Atomic Scale Modeling of Alloys and Functional Materials
||Atomic Scale Modeling of Alloys and Functional Materials|
||SNIC Medium Compute|
||Paul Erhart <firstname.lastname@example.org>|
||Chalmers tekniska högskola|
||2019-11-01 – 2020-11-01|
Understanding and manipulating the electrical and thermal conductivity of materials is of interest to a large number of applications, including electronic and optoelectronic devices, thermal management, and thermoelectric energy generation. In collaboration with several experimental groups, we study the electrical and thermal conductivity of various materials and their dependence on microstructure, focusing on inorganic clathrates and chalcogenides.
To this end, we use both first-principles calculations and semi-empirical models in combination with solvers for the Boltzmann transport equation as well as molecular dynamics simulations. The computational expense of individual calculations, the large number of degrees of freedom to be treated, and the chemical complexity of the systems of interest imply that we require very substantial computational resources in order to complete our research plan.
The codes to be used are all well suited for massively parallel computing environments. Density functional theory (DFT) calculations are conducted using the VASP and GPAW codes. Boltzmann transport calculations are carried out using phono3py, shengBTE, and boltzTrap using input generated with the hiphive package that we released recently (https://hiphive.materialsmodeling.org; doi: 10.1002/adts.201800184). Molecular dynamics simulations are conducted using LAMMPS. We will also employ our in-house model construction codes atomicrex (https://www.atomicrex.org) and icet, the latter of which has been recently released as FOSS for public use (https://icet.materialsmodeling.org; doi: 10.1002/adts.201900015).
This research is supported by a Fellowship grant from the Wallenberg foundation.
Recent publications (https://materialsmodeling.org/publications/):
* Lindroth et al., Phys. Rev. B 100, 19078 (2019)
* Ångqvist et al., Adv. Sim. Theo. 2, 1900015 (2019)
* Eriksson et al., Adv. Sim. Theo. 2, 1800184 (2019)
Metallic nanoparticles are key components in many areas including e.g., catalysis, medicine, energy generation and storage. The properties of these particles are highly sensitive to variations in size, shape, composition and surface termination. Recently, owing to fascinating advances in shape-selected nanocrystal synthesis, particles with well-controlled size, shape and chemical composition have become available. This has brought about new exciting opportunities for engineering particle properties.
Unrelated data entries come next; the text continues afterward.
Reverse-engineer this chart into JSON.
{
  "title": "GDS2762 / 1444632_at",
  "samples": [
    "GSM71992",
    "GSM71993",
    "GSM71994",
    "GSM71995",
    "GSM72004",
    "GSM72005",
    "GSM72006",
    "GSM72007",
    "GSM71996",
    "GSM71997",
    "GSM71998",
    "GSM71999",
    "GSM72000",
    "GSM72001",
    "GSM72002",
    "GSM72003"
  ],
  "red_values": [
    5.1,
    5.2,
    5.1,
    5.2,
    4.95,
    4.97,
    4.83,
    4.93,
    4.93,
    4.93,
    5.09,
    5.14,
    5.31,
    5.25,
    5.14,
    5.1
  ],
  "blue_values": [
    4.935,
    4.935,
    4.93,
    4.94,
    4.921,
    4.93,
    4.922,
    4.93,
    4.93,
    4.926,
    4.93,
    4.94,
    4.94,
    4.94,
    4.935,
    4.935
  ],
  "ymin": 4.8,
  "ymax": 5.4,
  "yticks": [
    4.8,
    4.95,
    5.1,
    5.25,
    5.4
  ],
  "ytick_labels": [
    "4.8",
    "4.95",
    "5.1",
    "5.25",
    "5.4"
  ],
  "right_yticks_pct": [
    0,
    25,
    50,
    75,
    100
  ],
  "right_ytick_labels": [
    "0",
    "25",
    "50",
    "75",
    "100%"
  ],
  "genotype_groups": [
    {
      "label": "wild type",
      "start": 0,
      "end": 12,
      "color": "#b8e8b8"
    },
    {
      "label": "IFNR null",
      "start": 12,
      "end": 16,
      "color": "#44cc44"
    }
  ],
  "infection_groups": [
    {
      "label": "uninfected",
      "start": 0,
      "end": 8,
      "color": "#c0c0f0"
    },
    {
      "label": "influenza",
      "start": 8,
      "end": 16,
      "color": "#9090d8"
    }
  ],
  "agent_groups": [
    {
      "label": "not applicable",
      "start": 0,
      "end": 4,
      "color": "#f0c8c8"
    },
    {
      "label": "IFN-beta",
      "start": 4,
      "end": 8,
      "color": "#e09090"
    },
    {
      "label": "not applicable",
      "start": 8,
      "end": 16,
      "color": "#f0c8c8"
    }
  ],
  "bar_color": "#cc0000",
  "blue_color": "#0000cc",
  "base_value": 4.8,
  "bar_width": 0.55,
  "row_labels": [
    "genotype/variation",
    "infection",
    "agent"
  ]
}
Here, our research is concerned with the development of models and tools for simulating alloys on the atomic scale. This approach enables an improved understanding of the microscopic processes that govern materials response on the macroscopic scale. The specific objectives are
* to quantitatively resolve the phase diagrams of nanoparticles composed of late transition-metals as a function of size, shape, and surface chemistry, and
* to predict plasmonic properties as a function of size, shape, composition, and chemical state under experimentally relevant conditions.
In this subproject we employ DFT calculations via the GPAW and VASP codes along with empirical potentials in molecular dynamics and Monte Carlo simulations. Post-processing and model building as described above are carried out as well.
* Rossi et al., Nature Comm. 10, 3336 (2019)
* Kumar et al., ACS Nano 13, 3188 (2019)
* Rahm and Erhart, J. Phys. Chem. C 122, 28439 (2018)
This project is supported by the Swedish Research Council.